Screen Shot 2014-03-23 at 8.50.56 AM

Chart 1: Bar chart of the sizes of the .bax.h5, .quiva, and .fasta files for each of the 4 SMRT cells

Compression and decompression times between .fasta files and their losslessly compressed .dexta counterparts was very fast at roughly 1 or 2 seconds in each direction, with decompression times being about 1.32 times slower than compression times.  Each base is packed into 2-bits giving a very consistent compression factor of 4 (25% of the uncompressed size).

Screen Shot 2014-03-23 at 8.47.04 AM

Table 2: Compression sizes and compression/decompression times for both .fasta and .quiva files.

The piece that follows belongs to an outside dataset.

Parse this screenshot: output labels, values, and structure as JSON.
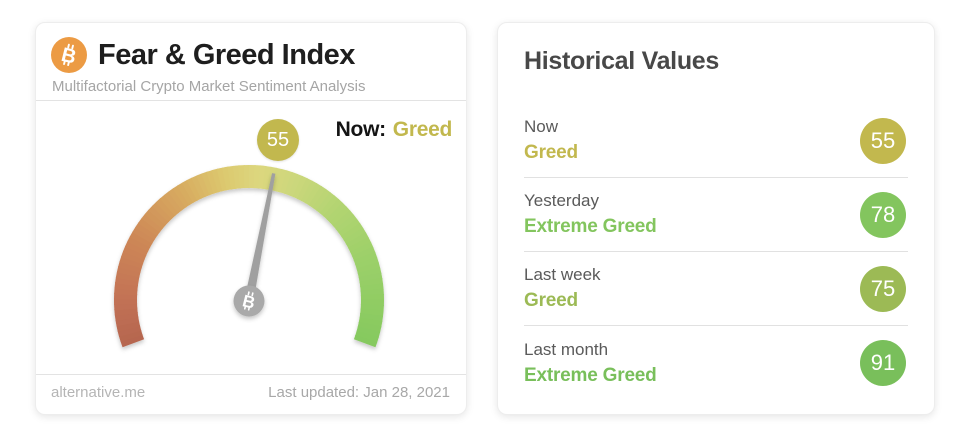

The compression of .quiva files involves computing Huffman and run-length statistics on a file-by-file basis and so takes considerably longer with again compression averaging 1.07 times faster than decompression.  The compression ratio can vary a bit more but was quite consistent at 29% plus or minus 1% (3.45X).  The Pacbio engineers have released different versions of the base caller and it may well be that for data sets produced with older versions of this software the compression ratio is different (it was not tested here). The relative sizes of the compressed files is shown graphically in Chart 2.

Screen Shot 2014-03-23 at 8.51.09 AM

Chart 2: Bar chart of the sizes of the .quiva and .fasta files and their compressed counterparts, .dexqv and .dexta, for each of the 4 SMRT cells

In summary, extracting just the necessary data from the HDF5 files provided by the manufacturer saves one a factor of almost 4 in storage.  Compressing this data then provides another factor of 3.5 or so, and decompressing the data is quite fast, indeed, very fast for the primary .fasta data.